Much of last season’s storyline focused on Shannon and David’s work on repairing their 17-year marriage after Shannon discovered that he had been having an affair. At the end of 2016, viewers watched as Shannon and David renewed their vows before family and friends (excluding Vicki). Coincidentally (or maybe not), Vicki renewed her vows with her then-husband Don back in 2010, and then divorced him less than a year later.

This season, Shannon’s marriage was obviously still on the rocks, and she just announced that she and David had separated and she will be seeking sole custody of their three daughters. At about the same time, Radar Online published a Minute Order from 2003 issued by the Orange County Superior Court showing that David had plead guilty to misdemeanor “battery committed against a spouse” and attended a batterer’s treatment program.

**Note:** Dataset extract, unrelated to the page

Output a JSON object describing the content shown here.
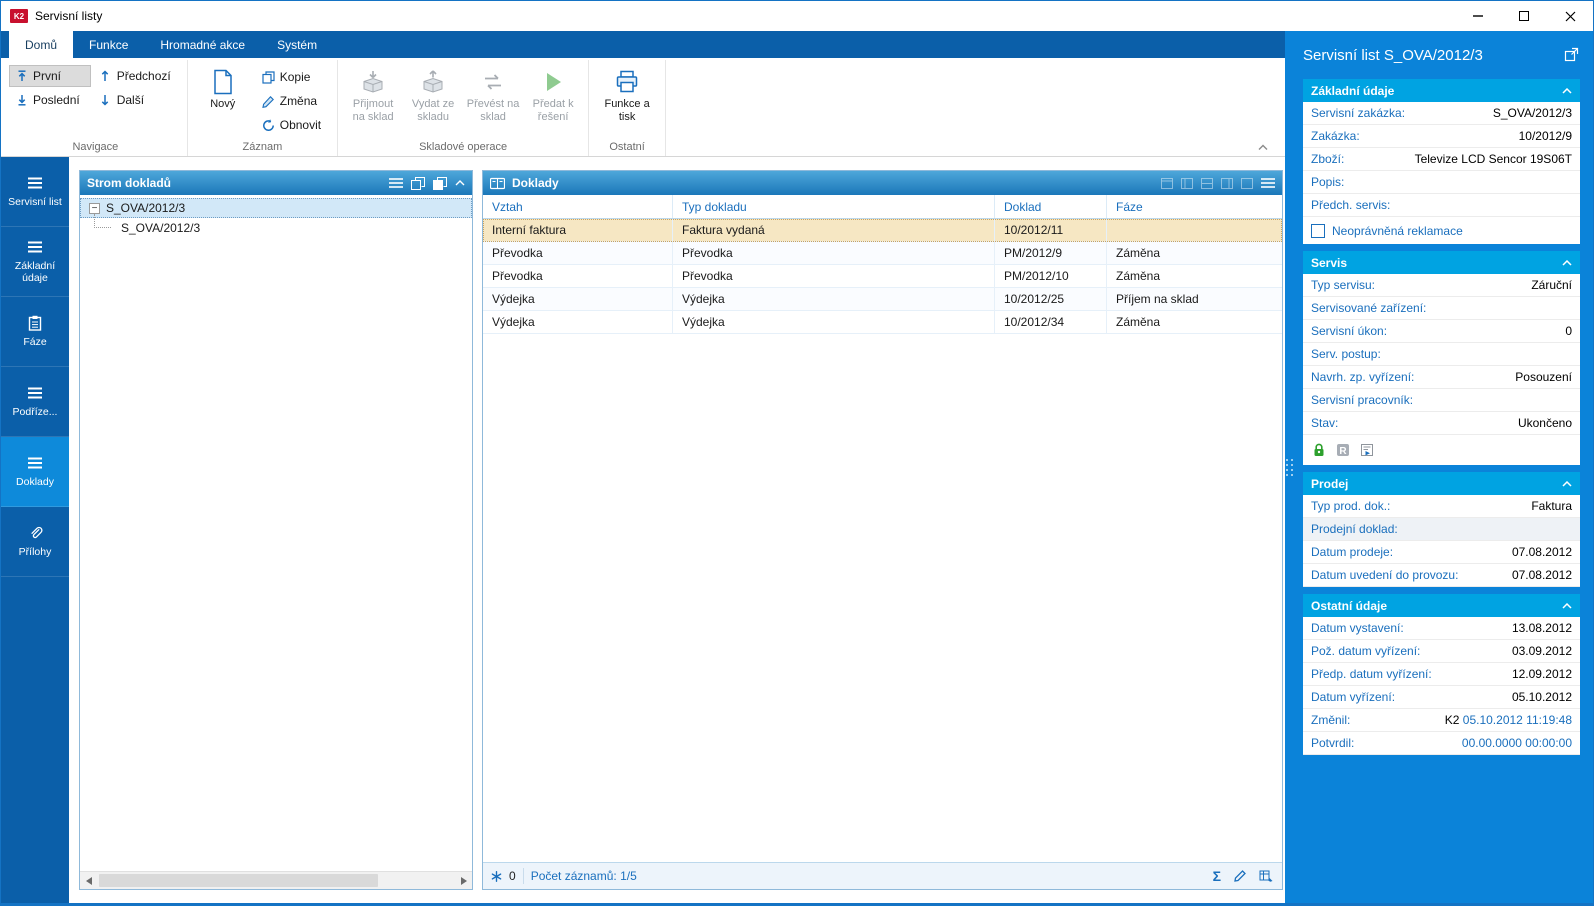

While requests for sole custody are not uncommon in divorces, a California court has certain mandates in deciding custody. A custody order must assure that children have “frequent and continuing contact with both parents,” except where such contact would not be in their best interest (Family Code §3020(b)). In California, Family Code §3020 states that it is the public policy of California that perpetrating child abuse or domestic violence in a household where a child resides is detrimental to the child for purposes of determining custody. Upon a finding by the court that a party seeking custody of a child has perpetrated domestic violence within the previous five years, there is a rebuttable presumption that an award of sole or joint physical or legal custody of a child to a person who has perpetrated domestic violence is detrimental to the best interest of the child. See Family Code §3044.

David’s 2003 conviction falls outside of the timeframe of §3044, but if Vicki is telling the truth, Shannon may have statutory grounds to pursue sole custody. Of course, it may not help her case that she so adamantly denied Vicki’s allegations during the show. The O.G. of the O.C. may end up being Shannon’s best witness in her custody case.